Standardization of stroke-related animal research is important since this may contribute to the diversity of results observed regarding the effectiveness of stroke treatments in humans versus animals and females versus males. Therefore, the STAIR (Stroke Treatment Academic Industry Roundtable) provided guidelines and standards to improve the translational applicability of current animal stroke models.104 Attention should be paid to guidelines related to dose of drug used, window of opportunity, choice of animal model, physiologic monitoring, and outcome measures. Despite the establishment of these STAIR criteria over 10 years ago, in 1999, no optimal animal model is available that mimics perimenopause. However, the accelerated ovarian failure model potentially allows studying optimal approaches (i.e., dose, window of opportunity) for restoring sex hormone levels to reduce stroke risk in women.105

Conclusion and Future Perspectives

This review highlights important sex differences in the epidemiology, pathophysiology, treatments, and outcomes related to stroke. Epidemiologic studies have revealed a clear age-by-sex interaction leading to several mechanistic hypotheses of stroke risk and onset. Premenopausal women appear less vulnerable to stroke than similarly aged men. However, after menopause the m/f ratios for prevalence and incidence decrease, indicating an increase in stroke among postmenopausal women (or decrease in men). This shift is reflected in mortality and case fatality rates, which are higher for women at older ages. When evaluating these data it should be taken into account that women have longer life expectancy, are older at stroke onset, and suffer more severe strokes. These two latter observations may be because of the gradual accrual of aging-related risk factors. The prevalence and severity of these risk factors is different for men and women. Women experiencing stroke show higher prevalence of HTN and atrial fibrillation; while men experience more heart disease, T2DM, and alcohol and tobacco use. In addition, women appear to have a worse prognosis after stroke, such as a lower quality of life and more poststroke depression.
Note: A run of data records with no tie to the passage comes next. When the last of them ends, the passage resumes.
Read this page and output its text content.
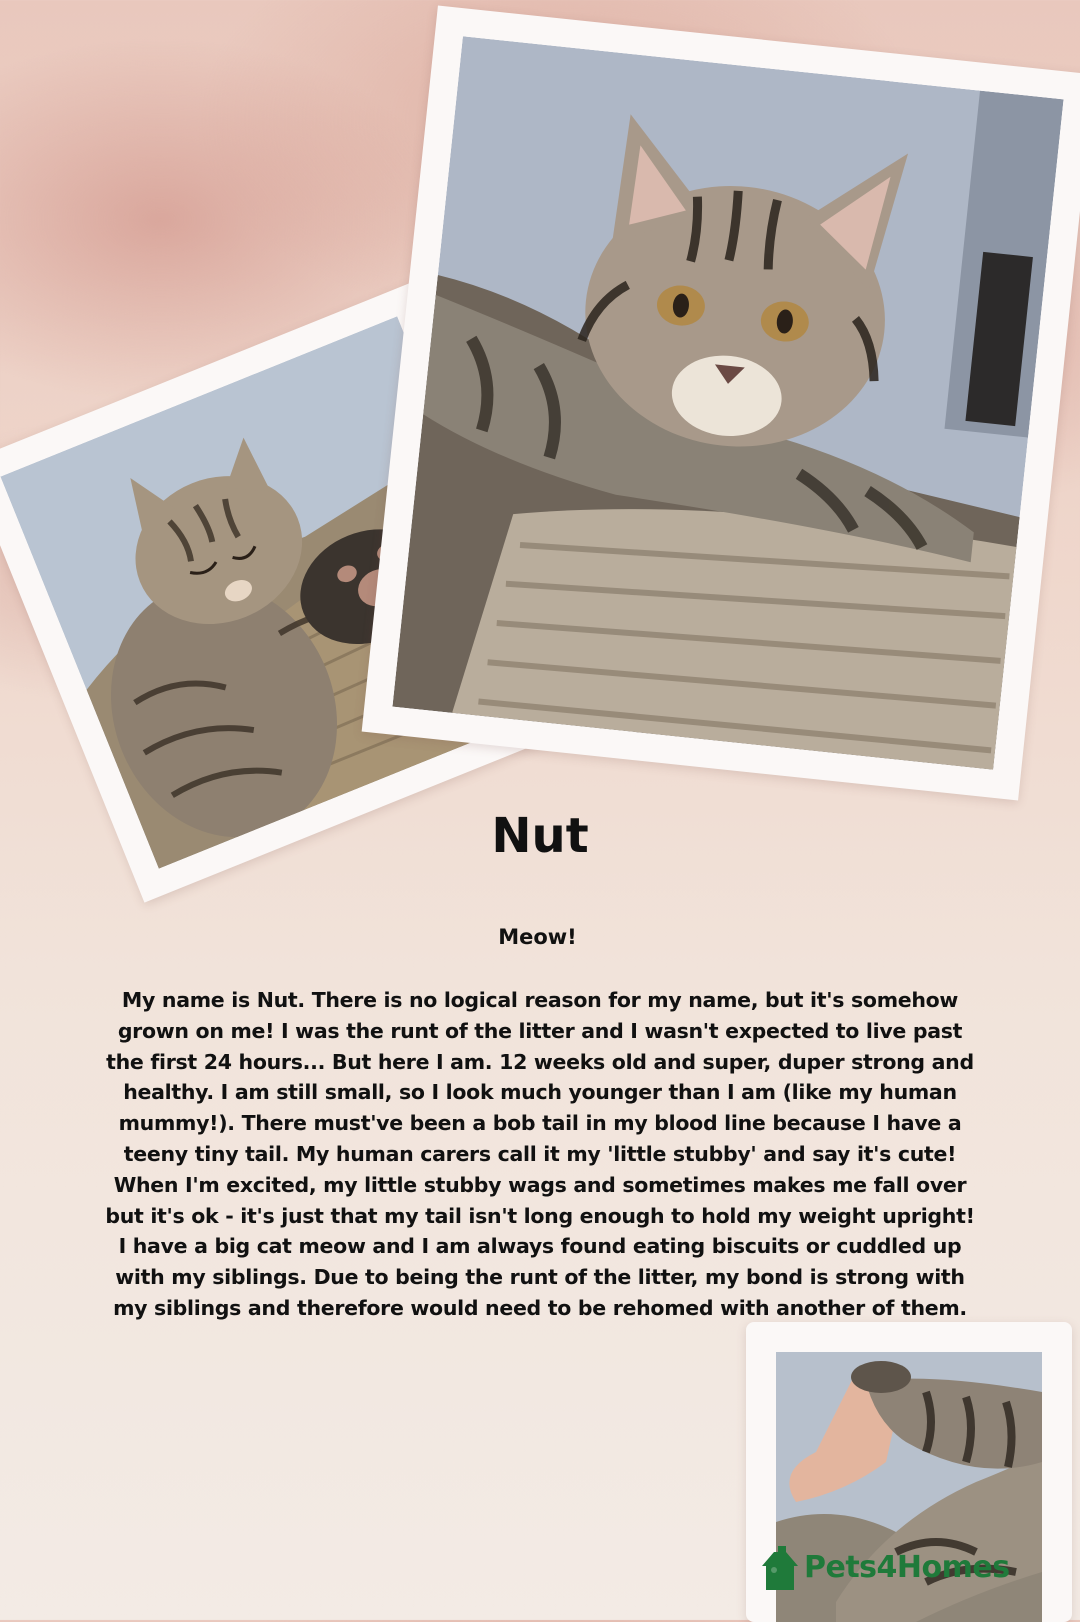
Nut
Meow!
My name is Nut. There is no logical reason for my name, but it's somehow grown on me! I was the runt of the litter and I wasn't expected to live past the first 24 hours... But here I am. 12 weeks old and super, duper strong and healthy. I am still small, so I look much younger than I am (like my human mummy!). There must've been a bob tail in my blood line because I have a teeny tiny tail. My human carers call it my 'little stubby' and say it's cute! When I'm excited, my little stubby wags and sometimes makes me fall over but it's ok - it's just that my tail isn't long enough to hold my weight upright! I have a big cat meow and I am always found eating biscuits or cuddled up with my siblings. Due to being the runt of the litter, my bond is strong with my siblings and therefore would need to be rehomed with another of them.
Pets4Homes
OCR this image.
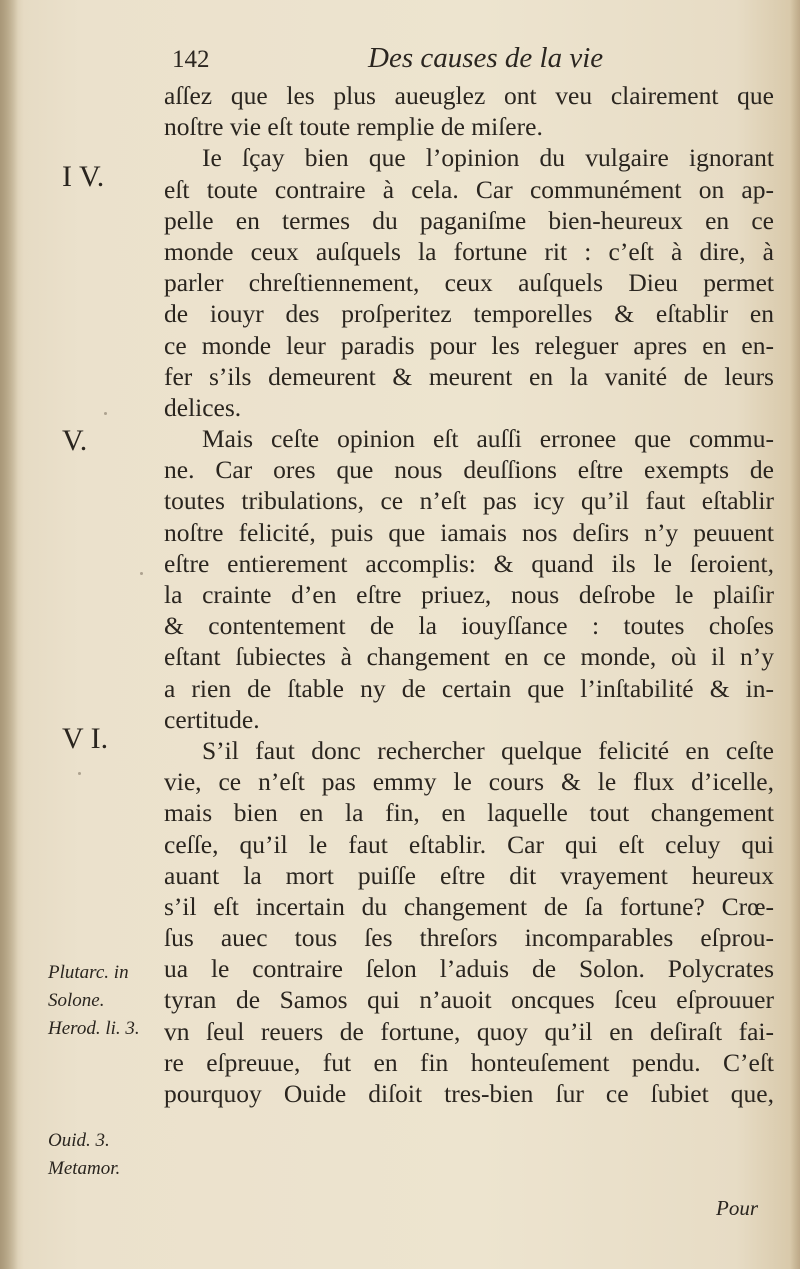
142	Des causes de la vie
aſſez que les plus aueuglez ont veu clairement que
noſtre vie eſt toute remplie de miſere.
Ie ſçay bien que l’opinion du vulgaire ignorant
eſt toute contraire à cela. Car communément on ap-
pelle en termes du paganiſme bien-heureux en ce
monde ceux auſquels la fortune rit : c’eſt à dire, à
parler chreſtiennement, ceux auſquels Dieu permet
de iouyr des proſperitez temporelles & eſtablir en
ce monde leur paradis pour les releguer apres en en-
fer s’ils demeurent & meurent en la vanité de leurs
delices.
Mais ceſte opinion eſt auſſi erronee que commu-
ne. Car ores que nous deuſſions eſtre exempts de
toutes tribulations, ce n’eſt pas icy qu’il faut eſtablir
noſtre felicité, puis que iamais nos deſirs n’y peuuent
eſtre entierement accomplis: & quand ils le ſeroient,
la crainte d’en eſtre priuez, nous deſrobe le plaiſir
& contentement de la iouyſſance : toutes choſes
eſtant ſubiectes à changement en ce monde, où il n’y
a rien de ſtable ny de certain que l’inſtabilité & in-
certitude.
S’il faut donc rechercher quelque felicité en ceſte
vie, ce n’eſt pas emmy le cours & le flux d’icelle,
mais bien en la fin, en laquelle tout changement
ceſſe, qu’il le faut eſtablir. Car qui eſt celuy qui
auant la mort puiſſe eſtre dit vrayement heureux
s’il eſt incertain du changement de ſa fortune? Crœ-
ſus auec tous ſes threſors incomparables eſprou-
ua le contraire ſelon l’aduis de Solon. Polycrates
tyran de Samos qui n’auoit oncques ſceu eſprouuer
vn ſeul reuers de fortune, quoy qu’il en deſiraſt fai-
re eſpreuue, fut en fin honteuſement pendu. C’eſt
pourquoy Ouide diſoit tres-bien ſur ce ſubiet que,
I V.
V.
V I.
Plutarc. in
Solone.
Herod. li. 3.
Ouid. 3.
Metamor.
Pour
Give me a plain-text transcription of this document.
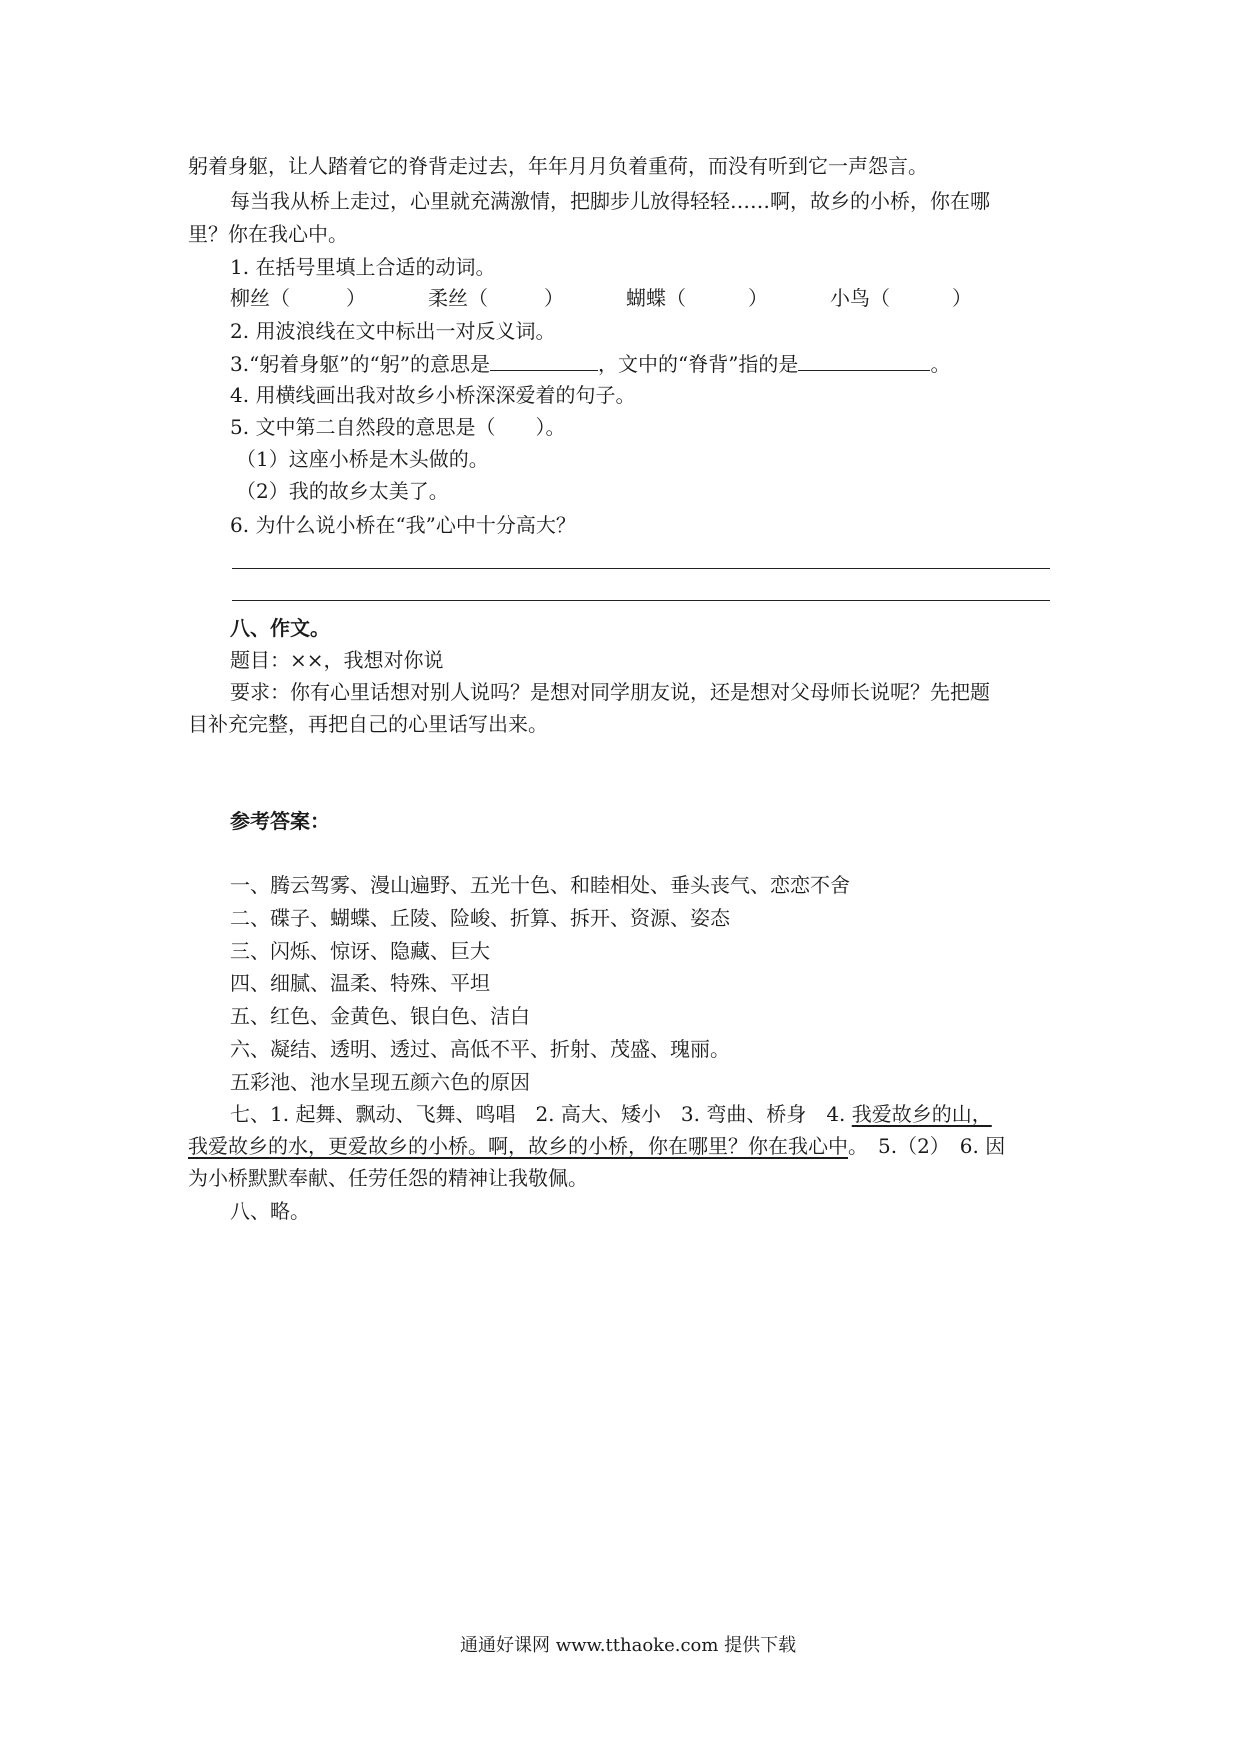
躬着身躯，让人踏着它的脊背走过去，年年月月负着重荷，而没有听到它一声怨言。
每当我从桥上走过，心里就充满激情，把脚步儿放得轻轻……啊，故乡的小桥，你在哪
里？你在我心中。
1. 在括号里填上合适的动词。
柳丝（	）	柔丝（	）	蝴蝶（	）	小鸟（	）
2. 用波浪线在文中标出一对反义词。
3.“躬着身躯”的“躬”的意思是	，文中的“脊背”指的是	。
4. 用横线画出我对故乡小桥深深爱着的句子。
5. 文中第二自然段的意思是（　　）。
（1）这座小桥是木头做的。
（2）我的故乡太美了。
6. 为什么说小桥在“我”心中十分高大？
八、作文。
题目：××，我想对你说
要求：你有心里话想对别人说吗？是想对同学朋友说，还是想对父母师长说呢？先把题
目补充完整，再把自己的心里话写出来。
参考答案：
一、腾云驾雾、漫山遍野、五光十色、和睦相处、垂头丧气、恋恋不舍
二、碟子、蝴蝶、丘陵、险峻、折算、拆开、资源、姿态
三、闪烁、惊讶、隐藏、巨大
四、细腻、温柔、特殊、平坦
五、红色、金黄色、银白色、洁白
六、凝结、透明、透过、高低不平、折射、茂盛、瑰丽。
五彩池、池水呈现五颜六色的原因
七、1. 起舞、飘动、飞舞、鸣唱　2. 高大、矮小　3. 弯曲、桥身　4. 我爱故乡的山，
我爱故乡的水，更爱故乡的小桥。啊，故乡的小桥，你在哪里？你在我心中。　5.（2）　6. 因
为小桥默默奉献、任劳任怨的精神让我敬佩。
八、略。
通通好课网 www.tthaoke.com 提供下载
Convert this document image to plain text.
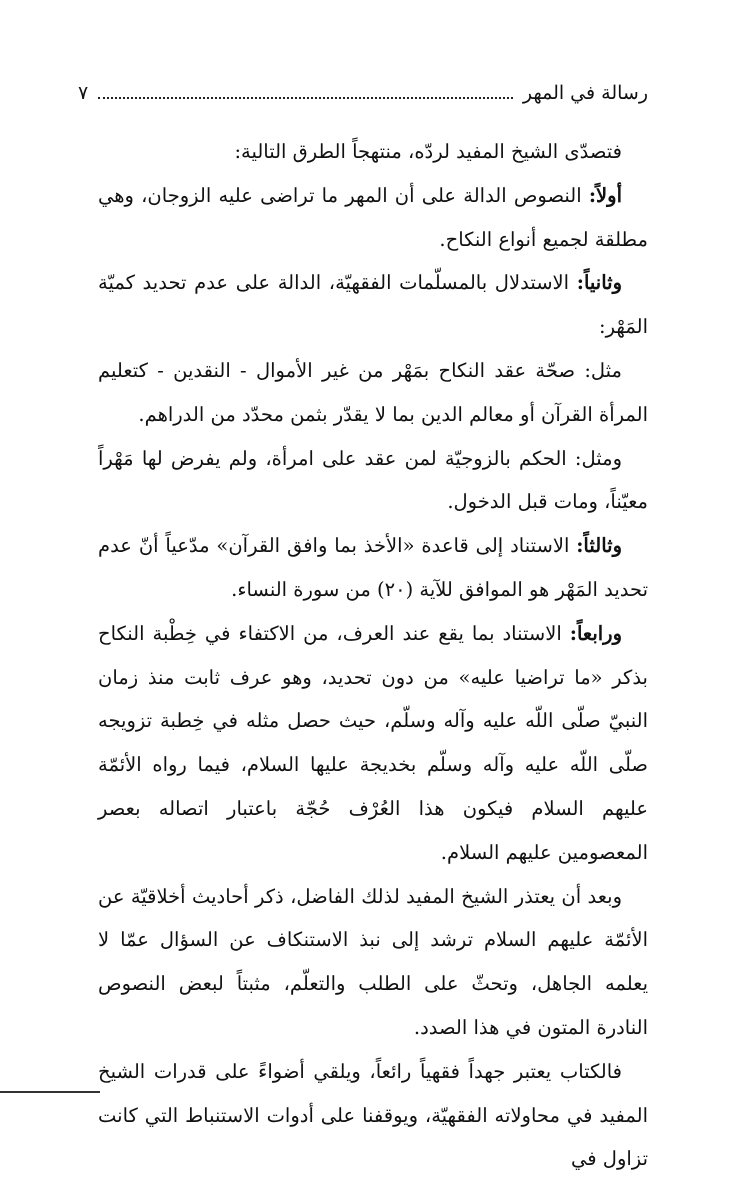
رسالة في المهر
٧

فتصدّى الشيخ المفيد لردّه، منتهجاً الطرق التالية:

أولاً: النصوص الدالة على أن المهر ما تراضى عليه الزوجان، وهي مطلقة لجميع أنواع النكاح.

وثانياً: الاستدلال بالمسلّمات الفقهيّة، الدالة على عدم تحديد كميّة المَهْر:

مثل: صحّة عقد النكاح بمَهْر من غير الأموال - النقدين - كتعليم المرأة القرآن أو معالم الدين بما لا يقدّر بثمن محدّد من الدراهم.

ومثل: الحكم بالزوجيّة لمن عقد على امرأة، ولم يفرض لها مَهْراً معيّناً، ومات قبل الدخول.

وثالثاً: الاستناد إلى قاعدة «الأخذ بما وافق القرآن» مدّعياً أنّ عدم تحديد المَهْر هو الموافق للآية (٢٠) من سورة النساء.

ورابعاً: الاستناد بما يقع عند العرف، من الاكتفاء في خِطْبة النكاح بذكر «ما تراضيا عليه» من دون تحديد، وهو عرف ثابت منذ زمان النبيّ صلّى اللّه عليه وآله وسلّم، حيث حصل مثله في خِطبة تزويجه صلّى اللّه عليه وآله وسلّم بخديجة عليها السلام، فيما رواه الأئمّة عليهم السلام فيكون هذا العُرْف حُجّة باعتبار اتصاله بعصر المعصومين عليهم السلام.

وبعد أن يعتذر الشيخ المفيد لذلك الفاضل، ذكر أحاديث أخلاقيّة عن الأئمّة عليهم السلام ترشد إلى نبذ الاستنكاف عن السؤال عمّا لا يعلمه الجاهل، وتحثّ على الطلب والتعلّم، مثبتاً لبعض النصوص النادرة المتون في هذا الصدد.

فالكتاب يعتبر جهداً فقهياً رائعاً، ويلقي أضواءً على قدرات الشيخ المفيد في محاولاته الفقهيّة، ويوقفنا على أدوات الاستنباط التي كانت تزاول في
Premenopausal women are most likely protected against stroke because of sex steroid hormone-dependent mechanisms. This is a natural conclusion, since there are dramatic changes in the female sex hormone milieu before, during, and after menopause. Estrogen, testosterone, and progesterone affect different physiologic and pathophysiologic functions of the cerebral circulation. Estrogen promotes blood flow by decreasing vascular reactivity while testosterone has opposite effects. Both are involved in the development of atherosclerosis, where inconsistent effects are reported. Clarifying the impact of sex hormones on the cerebral circulatory system using suitable animal models, for example, those mimicking the perimenopausal stage is essential to elucidate female–male differences in stroke pathophysiology and for developing sex-specific treatments. Not to be forgotten are other factors, such as anatomic and genetic factors, which may also contribute to observed differences.

Much remains to be learned about differences in stroke between women and men. In the end, women are affected most negatively by stroke. Further research is needed to improve stroke risk profiles and treatments for both women and men.

The authors declare no conflict of interest.